How’s this for Orwellian logic: Taking the steps necessary to eliminate racial discrimination under the Voting Rights Act is itself unconstitutional racial discrimination.
That’s basically the argument that Alabama Republicans are using to defend their congressional gerrymandering in a Supreme Court case being argued October 4 called Merrill v. Milligan.
Here’s what happened: Alabama is a racially polarized state, so Black Alabamians living in congressional districts drawn to be majority-White are generally denied a chance to elect the representatives of their choice. The 2020 census showed that Black voters had increased as a percentage of the state population in the past decade, up to 27 percent. Under Section 2 of the Voting Rights Act, two of the state’s seven congressional districts should be majority-Black. Yet Alabama Republicans drew gerrymandered lines to pack Black voters into one supermajority-Black district, while dividing the rest into districts that were majority-White.

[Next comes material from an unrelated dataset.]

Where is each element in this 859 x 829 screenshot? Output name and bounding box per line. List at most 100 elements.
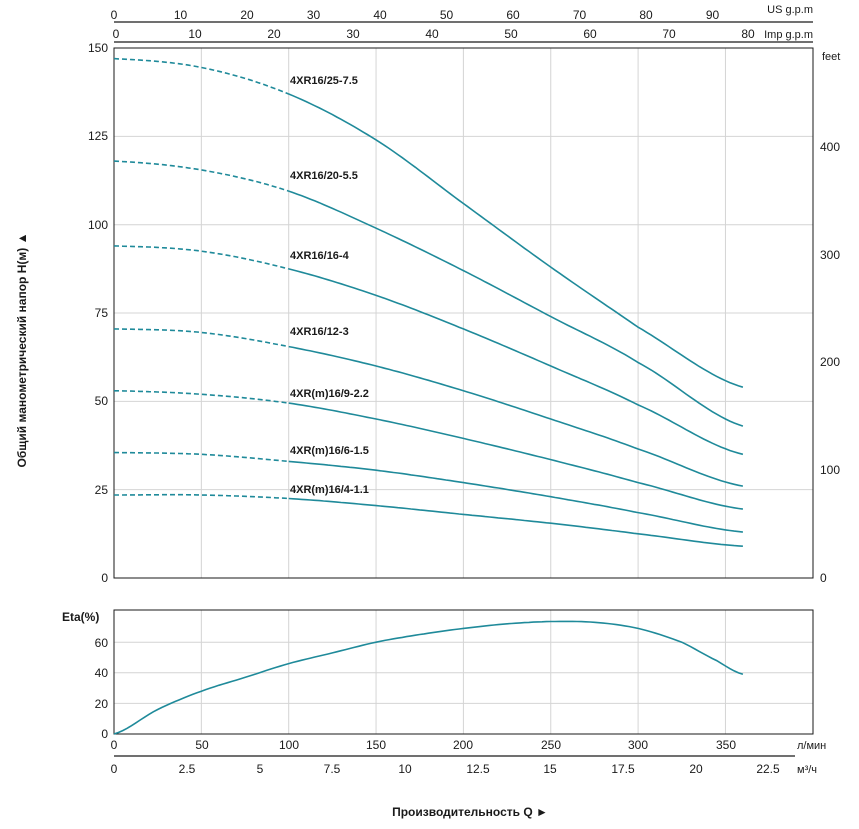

A unanimous three-judge panel easily found that this violated the Voting Rights Act and an important 1986 Supreme Court precedent interpreting the VRA. So the state of Alabama appealed. They claim that when the lower court took race into consideration when considering how the lines should have been drawn, they were the ones engaging in unconstitutional race discrimination. As Linda Greenhouse wrote in The Atlantic:
[Alabama’s] words invite a dramatic conclusion: that the heart of the Voting Rights Act, as interpreted by the Supreme Court a generation ago and as applied many times since, is unconstitutional.
This case could make it much easier to get away with exactly the kind of racially discriminatory gerrymandering throughout the country that Congress set out to eliminate when it passed the Voting Rights Act.